A beautiful love story and contemporary fairytale set against the backdrop of the Iraq war, this stunning and moving novel will break your heart, only to put it back together again…
This is the story of Lina, a teenage girl from Baghdad. It starts in 2003, as the bombs begin to fall on the city.
In it, Lina fights to survive, to find a life for herself amid the chaos of war, to find what happened to her mother in the years before the war, when she was taken away by the secret police. She also falls in love, with the one person she should never have fallen in love with.
It is many things. It is a love story, both for a country and for a person. It is about an amazing girl, growing up in the worst circumstances imaginable. It contains a necklace, that was lost but might still be found. And that is all we can say, without ruining this extraordinary and beautiful modern fairy tale…
It’s not always easy running a book club. I’ve recently taken on my local U3A group – a group of readers with very diverse tastes. But I’m gradually working at weaning them off the classics – diverting them from wanting to try Huckleberry Finn yesterday was a particular challenge – and we’re reading Rebecca Mascull’s Song Of the Sea Maid next month, Just What Kind Of Mother Are You? by Paula Daly the month after (phew!).
But this month they decided they’d really like to try something “Young Adult” – there was, of course, no such thing when we were young – so I did a bit of research and headed off to the library with my list to see what book they could offer twelve copies of.
I’ll admit that two books were top of my list – Frances Hardinge’s The Lie Tree and Crow Mountain by Lucy Inglis, both recent prize winners – but the library couldn’t provide enough copies. My remaining list included books by Sally Nicholls, Sally Gardner, Jenny Downham, Patrick Ness and more… and it was pure chance that the book we finally agreed on was A Brighter Fear by Kerry Drewery.

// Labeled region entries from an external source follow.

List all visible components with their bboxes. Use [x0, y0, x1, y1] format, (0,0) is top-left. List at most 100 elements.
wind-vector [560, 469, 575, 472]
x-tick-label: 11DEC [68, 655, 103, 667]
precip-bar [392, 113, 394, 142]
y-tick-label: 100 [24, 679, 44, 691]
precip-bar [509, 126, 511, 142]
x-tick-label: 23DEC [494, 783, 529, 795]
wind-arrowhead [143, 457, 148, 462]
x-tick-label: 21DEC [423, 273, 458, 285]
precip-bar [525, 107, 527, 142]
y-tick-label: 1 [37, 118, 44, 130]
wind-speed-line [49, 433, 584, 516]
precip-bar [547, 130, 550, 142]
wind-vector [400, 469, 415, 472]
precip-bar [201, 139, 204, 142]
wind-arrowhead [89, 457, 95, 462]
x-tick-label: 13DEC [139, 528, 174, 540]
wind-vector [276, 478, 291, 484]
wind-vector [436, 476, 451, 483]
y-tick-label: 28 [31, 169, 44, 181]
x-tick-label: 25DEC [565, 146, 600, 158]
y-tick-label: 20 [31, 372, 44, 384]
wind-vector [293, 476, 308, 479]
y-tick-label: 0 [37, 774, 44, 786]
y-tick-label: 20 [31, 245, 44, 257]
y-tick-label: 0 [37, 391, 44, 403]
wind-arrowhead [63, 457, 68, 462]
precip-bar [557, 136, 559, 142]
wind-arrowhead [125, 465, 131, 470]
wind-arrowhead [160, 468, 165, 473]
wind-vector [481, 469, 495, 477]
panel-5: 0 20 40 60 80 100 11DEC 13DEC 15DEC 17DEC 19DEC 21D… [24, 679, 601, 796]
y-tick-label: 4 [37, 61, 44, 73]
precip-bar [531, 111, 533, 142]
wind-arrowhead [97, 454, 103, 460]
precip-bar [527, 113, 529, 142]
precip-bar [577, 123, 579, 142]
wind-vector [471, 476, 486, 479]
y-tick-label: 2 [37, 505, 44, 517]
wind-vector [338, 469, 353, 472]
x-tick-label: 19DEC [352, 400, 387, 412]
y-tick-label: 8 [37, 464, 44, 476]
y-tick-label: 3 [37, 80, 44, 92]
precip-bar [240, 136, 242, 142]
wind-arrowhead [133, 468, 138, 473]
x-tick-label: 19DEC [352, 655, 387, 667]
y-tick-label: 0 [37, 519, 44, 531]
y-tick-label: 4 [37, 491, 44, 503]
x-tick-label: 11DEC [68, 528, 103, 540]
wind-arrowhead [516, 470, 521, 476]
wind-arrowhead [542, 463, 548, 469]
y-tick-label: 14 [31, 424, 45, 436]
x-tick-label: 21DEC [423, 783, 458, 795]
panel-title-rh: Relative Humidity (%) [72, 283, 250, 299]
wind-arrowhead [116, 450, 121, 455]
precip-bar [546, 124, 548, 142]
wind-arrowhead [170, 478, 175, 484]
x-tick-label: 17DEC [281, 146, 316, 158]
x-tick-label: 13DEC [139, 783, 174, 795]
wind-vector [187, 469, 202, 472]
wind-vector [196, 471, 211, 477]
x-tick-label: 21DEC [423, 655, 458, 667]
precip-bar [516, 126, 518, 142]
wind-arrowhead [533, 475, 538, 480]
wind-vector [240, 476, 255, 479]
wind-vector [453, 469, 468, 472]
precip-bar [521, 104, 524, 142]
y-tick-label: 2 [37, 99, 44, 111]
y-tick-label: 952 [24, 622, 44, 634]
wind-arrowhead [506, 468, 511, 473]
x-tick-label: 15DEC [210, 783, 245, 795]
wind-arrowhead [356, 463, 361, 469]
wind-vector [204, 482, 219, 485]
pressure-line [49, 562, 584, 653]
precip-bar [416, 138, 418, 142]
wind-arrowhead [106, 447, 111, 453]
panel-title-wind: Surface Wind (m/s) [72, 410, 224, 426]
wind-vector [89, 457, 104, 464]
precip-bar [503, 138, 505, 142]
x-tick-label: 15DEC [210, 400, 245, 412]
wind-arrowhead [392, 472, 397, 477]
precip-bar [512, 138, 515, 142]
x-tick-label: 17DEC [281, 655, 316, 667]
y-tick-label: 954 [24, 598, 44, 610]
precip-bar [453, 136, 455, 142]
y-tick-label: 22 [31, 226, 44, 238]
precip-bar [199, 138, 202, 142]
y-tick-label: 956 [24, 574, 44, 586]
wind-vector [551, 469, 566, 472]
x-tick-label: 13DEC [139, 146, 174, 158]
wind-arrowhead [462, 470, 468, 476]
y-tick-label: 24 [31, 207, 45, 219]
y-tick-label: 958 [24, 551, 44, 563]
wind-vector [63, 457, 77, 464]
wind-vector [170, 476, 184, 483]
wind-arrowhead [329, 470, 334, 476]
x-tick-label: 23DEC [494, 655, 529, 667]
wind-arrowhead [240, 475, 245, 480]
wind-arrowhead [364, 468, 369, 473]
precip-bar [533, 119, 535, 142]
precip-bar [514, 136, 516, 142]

But I’m so very glad we did – I read it on Monday in a single sitting, and have to say that I thought it was absolutely wonderful. And the book club loved it too.
I was surprised how harrowing it was in parts – not in any way a criticism, just an observation – a no holds barred portrayal of Baghdad at the beginning of the Iraq war seen through the eyes of Christian teenager Lina. Her school years are drawing to an end, and she has dreams of university and becoming an architect – dreams that are now threatened by the world around her falling apart.

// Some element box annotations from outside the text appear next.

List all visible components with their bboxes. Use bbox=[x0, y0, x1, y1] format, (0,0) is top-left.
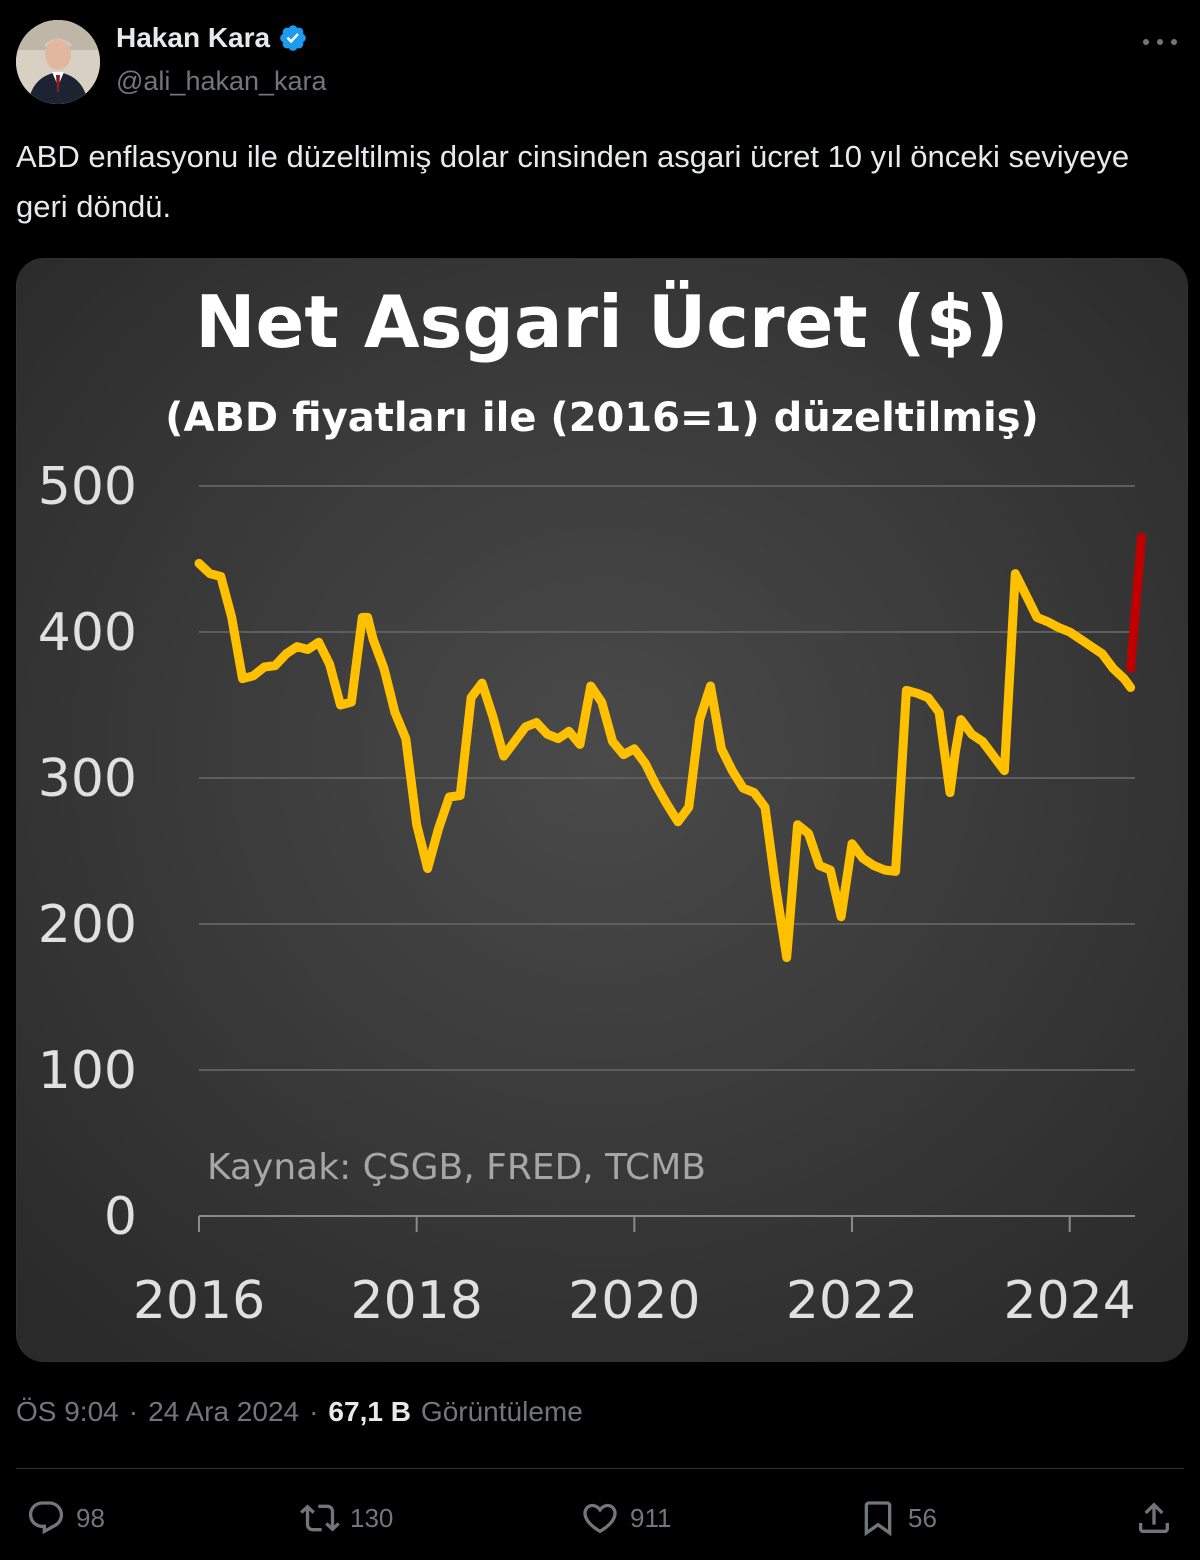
x-tick-label: 2022 bbox=[786, 1271, 918, 1331]
y-tick-label: 200 bbox=[38, 895, 137, 955]
meta-separator: · bbox=[128, 1396, 139, 1427]
chart-background bbox=[17, 259, 1187, 1361]
reply-count: 98 bbox=[76, 1502, 105, 1533]
tweet-date[interactable]: 24 Ara 2024 bbox=[148, 1396, 300, 1427]
repost-icon bbox=[300, 1504, 340, 1532]
share-button[interactable] bbox=[1134, 1490, 1174, 1546]
y-tick-label: 400 bbox=[38, 603, 137, 663]
bookmark-button[interactable]: 56 bbox=[858, 1490, 937, 1546]
x-tick-label: 2016 bbox=[133, 1271, 265, 1331]
avatar[interactable] bbox=[16, 20, 100, 104]
views-label: Görüntüleme bbox=[420, 1396, 583, 1427]
chart-title: Net Asgari Ücret ($) bbox=[195, 280, 1008, 364]
y-tick-label: 500 bbox=[38, 457, 137, 517]
bookmark-count: 56 bbox=[908, 1502, 937, 1533]
y-tick-label: 0 bbox=[104, 1187, 137, 1247]
repost-count: 130 bbox=[350, 1502, 394, 1533]
reply-button[interactable]: 98 bbox=[26, 1490, 105, 1546]
like-button[interactable]: 911 bbox=[580, 1490, 671, 1546]
views-count: 67,1 B bbox=[328, 1396, 411, 1427]
tweet-time[interactable]: ÖS 9:04 bbox=[16, 1396, 119, 1427]
heart-icon bbox=[583, 1503, 617, 1534]
verified-badge-icon bbox=[280, 25, 306, 51]
x-tick-label: 2018 bbox=[351, 1271, 483, 1331]
chart-source-annotation: Kaynak: ÇSGB, FRED, TCMB bbox=[207, 1147, 706, 1188]
author-handle[interactable]: @ali_hakan_kara bbox=[116, 66, 327, 96]
bookmark-icon bbox=[864, 1501, 892, 1537]
share-icon bbox=[1139, 1502, 1169, 1533]
avatar-image bbox=[16, 20, 100, 104]
tweet-actions: 98 130 911 56 bbox=[0, 1490, 1200, 1546]
chart-subtitle: (ABD fiyatları ile (2016=1) düzeltilmiş) bbox=[165, 395, 1039, 441]
more-options-icon[interactable] bbox=[1140, 28, 1180, 56]
author-name[interactable]: Hakan Kara bbox=[116, 22, 271, 53]
like-count: 911 bbox=[630, 1502, 672, 1533]
reply-icon bbox=[28, 1501, 64, 1535]
tweet-media-chart[interactable]: Net Asgari Ücret ($) (ABD fiyatları ile … bbox=[16, 258, 1188, 1362]
tweet-meta: ÖS 9:04 · 24 Ara 2024 · 67,1 B Görüntüle… bbox=[16, 1396, 583, 1428]
divider bbox=[16, 1468, 1184, 1469]
series-line-main bbox=[194, 558, 1136, 963]
tweet-text: ABD enflasyonu ile düzeltilmiş dolar cin… bbox=[16, 139, 1130, 224]
y-tick-label: 300 bbox=[38, 749, 137, 809]
x-tick-label: 2024 bbox=[1004, 1271, 1136, 1331]
y-tick-label: 100 bbox=[38, 1041, 137, 1101]
series-line-latest bbox=[1126, 532, 1146, 673]
chart-svg: Net Asgari Ücret ($) (ABD fiyatları ile … bbox=[17, 259, 1187, 1361]
x-tick-label: 2020 bbox=[568, 1271, 700, 1331]
repost-button[interactable]: 130 bbox=[300, 1490, 393, 1546]
meta-separator: · bbox=[309, 1396, 319, 1427]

The way the author draws the reader into Lina’s world is quite exceptional, The scenes where she huddles in the cellar during the bombardment of Baghdad are so very real, and the way in which she describes Lina’s thoughts and feelings – her numbness when faced with tragedy, the strength of teenage friendship, her reasoning around the major dilemma she has to handle – is excellent. In some ways Lina is a typical teenager – the tragedy is seeing her time of freedom as a teenager taken away.
And the parallel story of Lina’s mother is so well handled – short interventions capturing the full horror of her experience. There were other aspects I’d never considered – the perverse effects of the intervention on religious tolerance and the relative freedoms of women. The book’s ending is heart-breaking, but with a faint glimmer of hope – at a personal level, sadly not for the future of Iraq.
Anyone who perhaps feels that young adult writing lacks the depth or emotional impact of adult writing should read this book. As should anyone seeking to understand the impact of war on the innocent people caught up in it. This was an exceptional book that I’m so glad I experienced. Do give it a try.
My reading copy of A Brighter Fear was borrowed from the library. I also very much enjoyed reading an article on Kerry’s website on Iraq, the book, the people and the conflict – you might too.
Meet the author (with thanks to Goodreads)
Kerry Drewery lives in Lincolnshire between the countryside and the sea. She has a first class honours degree in Professional Writing, has worked for BookStart, and been a finalist in a BBC Scriptwriting for children competition. She’s a proud member of Author Allsorts and The Prime Writers.
Apart from the sensible stuff, Kerry likes to run, bike and swim, and has previously spent 12 hours running over the Humber Bridge again and again… She also swims in lakes in winter in a bikini. In June she’ll be taking part in a 24hr open water swim in Lincoln where she’ll be raising funds for Book Aid International.
A Brighter Fear was shortlisted for the Leeds Book Awards. A Dream of Lights was shortlisted for the Hampshire Independent Schools Books Award, awarded Highly Commended at the North East Teen Book Awards and nominated for the CILIP Carnegie Medal. Her new novel Cell 7 – where a sinister reality TV show has replaced the justice system – is out in September 2016.
She is also the co-coordinator of the UKYA Extravaganza events with author Emma Pass which bring readers, authors and bloggers together to celebrate UKYA talent.